Il possibile ritorno di Tony Abbott sulla scena politica australiana sta assumendo contorni sempre più concreti. Secondo fonti interne al Partito Liberale, l’ex premier non solo punta alla presidenza federale del partito, ma starebbe già valutando un rientro alla Camera dei Rappresentanti in vista delle prossime elezioni.

Abbott, descritto da colleghi come un “politico vocazionale”, avrebbe mantenuto una forte influenza sugli equilibri interni del partito, lavorando a stretto contatto con l’attuale leadership. La sua candidatura alla presidenza federale del Partito Liberale è considerata, da molti osservatori, praticamente certa, con un sostegno significativo dell’ala conservatrice.

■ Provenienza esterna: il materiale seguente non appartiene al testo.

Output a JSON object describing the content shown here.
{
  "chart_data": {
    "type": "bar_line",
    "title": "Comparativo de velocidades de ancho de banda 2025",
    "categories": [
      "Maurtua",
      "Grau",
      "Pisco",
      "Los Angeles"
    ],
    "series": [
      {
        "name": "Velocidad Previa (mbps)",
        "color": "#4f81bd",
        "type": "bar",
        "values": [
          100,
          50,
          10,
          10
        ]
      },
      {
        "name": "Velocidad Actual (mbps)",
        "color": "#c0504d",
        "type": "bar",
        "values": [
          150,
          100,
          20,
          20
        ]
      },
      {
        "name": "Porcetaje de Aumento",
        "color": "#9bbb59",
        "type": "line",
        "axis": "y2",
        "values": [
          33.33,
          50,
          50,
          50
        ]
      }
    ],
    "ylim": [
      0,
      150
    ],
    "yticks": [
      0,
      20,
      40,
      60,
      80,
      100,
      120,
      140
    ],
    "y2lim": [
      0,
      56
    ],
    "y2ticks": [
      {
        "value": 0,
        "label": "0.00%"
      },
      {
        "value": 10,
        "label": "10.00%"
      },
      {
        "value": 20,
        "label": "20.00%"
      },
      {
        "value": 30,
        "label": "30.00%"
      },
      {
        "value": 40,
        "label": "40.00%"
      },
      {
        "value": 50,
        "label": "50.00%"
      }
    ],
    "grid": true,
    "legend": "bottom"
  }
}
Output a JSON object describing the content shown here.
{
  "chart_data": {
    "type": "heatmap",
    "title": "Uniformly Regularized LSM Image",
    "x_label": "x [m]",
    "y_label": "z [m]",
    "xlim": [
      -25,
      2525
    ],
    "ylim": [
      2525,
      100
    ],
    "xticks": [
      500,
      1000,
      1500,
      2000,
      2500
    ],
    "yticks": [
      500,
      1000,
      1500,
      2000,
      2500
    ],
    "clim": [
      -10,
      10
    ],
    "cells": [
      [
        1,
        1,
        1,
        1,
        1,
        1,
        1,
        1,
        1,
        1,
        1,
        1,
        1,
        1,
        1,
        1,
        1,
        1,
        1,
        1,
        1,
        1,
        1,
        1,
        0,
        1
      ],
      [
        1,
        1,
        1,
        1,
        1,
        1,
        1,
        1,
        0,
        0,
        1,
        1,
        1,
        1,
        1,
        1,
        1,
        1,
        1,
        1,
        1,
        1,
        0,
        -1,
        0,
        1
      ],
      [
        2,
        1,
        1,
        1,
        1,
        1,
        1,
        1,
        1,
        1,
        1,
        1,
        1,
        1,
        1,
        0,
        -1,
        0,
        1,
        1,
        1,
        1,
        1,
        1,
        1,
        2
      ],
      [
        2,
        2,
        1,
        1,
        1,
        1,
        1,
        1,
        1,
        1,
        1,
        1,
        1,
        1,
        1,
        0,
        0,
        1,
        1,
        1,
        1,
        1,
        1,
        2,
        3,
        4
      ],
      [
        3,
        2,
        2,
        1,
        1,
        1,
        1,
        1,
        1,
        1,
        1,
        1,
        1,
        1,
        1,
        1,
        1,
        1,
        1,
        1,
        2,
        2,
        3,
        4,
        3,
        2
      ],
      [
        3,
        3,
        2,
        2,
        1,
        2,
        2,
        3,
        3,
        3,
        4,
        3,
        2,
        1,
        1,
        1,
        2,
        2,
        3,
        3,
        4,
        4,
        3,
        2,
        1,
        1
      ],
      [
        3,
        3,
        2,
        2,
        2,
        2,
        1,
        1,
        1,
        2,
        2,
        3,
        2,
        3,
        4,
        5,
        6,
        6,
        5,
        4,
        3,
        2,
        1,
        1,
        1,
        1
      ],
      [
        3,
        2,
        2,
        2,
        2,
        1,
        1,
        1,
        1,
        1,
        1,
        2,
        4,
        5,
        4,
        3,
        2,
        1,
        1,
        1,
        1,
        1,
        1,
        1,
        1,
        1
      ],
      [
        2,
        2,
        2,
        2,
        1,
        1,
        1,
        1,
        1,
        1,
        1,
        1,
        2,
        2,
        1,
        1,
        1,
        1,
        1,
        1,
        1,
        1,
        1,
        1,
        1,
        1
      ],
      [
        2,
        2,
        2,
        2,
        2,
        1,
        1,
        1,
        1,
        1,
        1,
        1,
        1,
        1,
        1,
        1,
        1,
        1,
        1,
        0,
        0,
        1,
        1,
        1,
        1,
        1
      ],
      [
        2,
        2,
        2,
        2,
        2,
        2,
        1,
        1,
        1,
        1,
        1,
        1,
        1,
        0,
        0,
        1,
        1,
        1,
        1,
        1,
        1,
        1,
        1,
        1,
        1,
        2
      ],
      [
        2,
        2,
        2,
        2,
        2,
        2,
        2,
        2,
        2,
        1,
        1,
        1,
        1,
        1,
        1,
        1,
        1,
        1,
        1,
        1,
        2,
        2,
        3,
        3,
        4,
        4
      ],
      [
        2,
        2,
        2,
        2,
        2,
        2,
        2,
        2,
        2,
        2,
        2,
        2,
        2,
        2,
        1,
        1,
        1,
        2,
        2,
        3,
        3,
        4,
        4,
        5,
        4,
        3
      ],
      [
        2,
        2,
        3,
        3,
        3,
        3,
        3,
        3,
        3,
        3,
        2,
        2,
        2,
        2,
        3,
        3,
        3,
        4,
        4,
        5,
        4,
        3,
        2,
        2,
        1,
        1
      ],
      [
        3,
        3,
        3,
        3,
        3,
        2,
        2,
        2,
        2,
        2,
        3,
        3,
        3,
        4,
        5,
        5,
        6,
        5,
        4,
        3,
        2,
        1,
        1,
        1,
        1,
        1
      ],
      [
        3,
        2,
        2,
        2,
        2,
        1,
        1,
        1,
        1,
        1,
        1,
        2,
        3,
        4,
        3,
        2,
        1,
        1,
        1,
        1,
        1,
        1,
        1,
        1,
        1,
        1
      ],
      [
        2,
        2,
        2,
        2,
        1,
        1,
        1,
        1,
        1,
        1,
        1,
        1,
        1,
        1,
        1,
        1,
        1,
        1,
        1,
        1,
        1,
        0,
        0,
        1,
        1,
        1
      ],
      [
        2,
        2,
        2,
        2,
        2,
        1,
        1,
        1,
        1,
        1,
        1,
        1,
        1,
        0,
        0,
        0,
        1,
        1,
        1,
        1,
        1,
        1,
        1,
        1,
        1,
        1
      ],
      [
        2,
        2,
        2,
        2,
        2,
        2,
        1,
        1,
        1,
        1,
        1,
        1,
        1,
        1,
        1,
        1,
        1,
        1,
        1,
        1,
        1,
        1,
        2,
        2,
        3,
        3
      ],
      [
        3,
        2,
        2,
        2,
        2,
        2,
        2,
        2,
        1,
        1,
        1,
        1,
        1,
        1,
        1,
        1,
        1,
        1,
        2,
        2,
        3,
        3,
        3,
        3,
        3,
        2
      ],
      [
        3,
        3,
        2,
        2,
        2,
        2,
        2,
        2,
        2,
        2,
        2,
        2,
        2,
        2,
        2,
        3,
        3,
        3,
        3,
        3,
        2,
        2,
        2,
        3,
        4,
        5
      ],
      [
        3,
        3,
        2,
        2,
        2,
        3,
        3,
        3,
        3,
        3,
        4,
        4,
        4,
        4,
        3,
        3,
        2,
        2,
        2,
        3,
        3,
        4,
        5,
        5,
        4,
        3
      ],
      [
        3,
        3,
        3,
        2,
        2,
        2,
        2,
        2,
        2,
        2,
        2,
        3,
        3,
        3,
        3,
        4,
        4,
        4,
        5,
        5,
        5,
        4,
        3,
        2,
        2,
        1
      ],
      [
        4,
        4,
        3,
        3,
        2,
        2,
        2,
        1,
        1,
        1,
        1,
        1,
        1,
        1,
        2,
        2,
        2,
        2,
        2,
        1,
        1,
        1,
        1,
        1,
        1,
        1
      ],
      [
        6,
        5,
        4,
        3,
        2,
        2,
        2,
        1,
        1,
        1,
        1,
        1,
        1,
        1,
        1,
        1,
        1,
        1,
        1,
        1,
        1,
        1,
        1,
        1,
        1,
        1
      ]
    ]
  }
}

Il leader liberale Angus Taylor ha espresso pubblicamente apprezzamento per Abbott, sottolineando il suo ruolo storico nel riportare il partito al governo nel 2013. Tuttavia, dietro le dichiarazioni ufficiali, emergono tensioni tra le diverse correnti interne, con i moderati che avrebbero tentato di ostacolarne l’ascesa.

Parallelamente, si moltiplicano le speculazioni su un possibile ritorno di Abbott alla Camera dei Rappresentanti. Tra le ipotesi circolate, quella di una candidatura in un seggio della Central Coast del Nuovo Galles del Sud o in aree del Victoria considerate più contendibili. Il suo ex collegio di Warringah appare invece ormai fuori portata, consideata l’ascesa dei candidati teel.

Tra i nomi discussi emerge anche quello di Shortland, attualmente detenuto dal ministro laburista Pat Conroy, considerato un seggio con una base elettorale sensibile a tematiche conservatrici. In Victoria, invece, si parla persino della possibilità di una candidatura nel prestigioso collegio di Kooyong, oggi rappresentato dalla indipendente Monique Ryan.

Il possibile ritorno di Abbott si inserisce in un più ampio riassetto delle dinamiche interne del Partito Liberale, che vede coinvolti anche figure come Alexander Downer e Josh Frydenberg, oltre a esponenti dell’ala conservatrice come Andrew Hastie.

Sul piano mediatico e strategico, un ruolo centrale sarebbe attribuito anche a Peta Credlin e a News Corp, guidato da Lachlan Murdoch, che secondo diverse fonti eserciterebbero una significativa influenza sulle dinamiche politiche interne, probabilmente in vista di una nuova fase di forte competizione nel partito.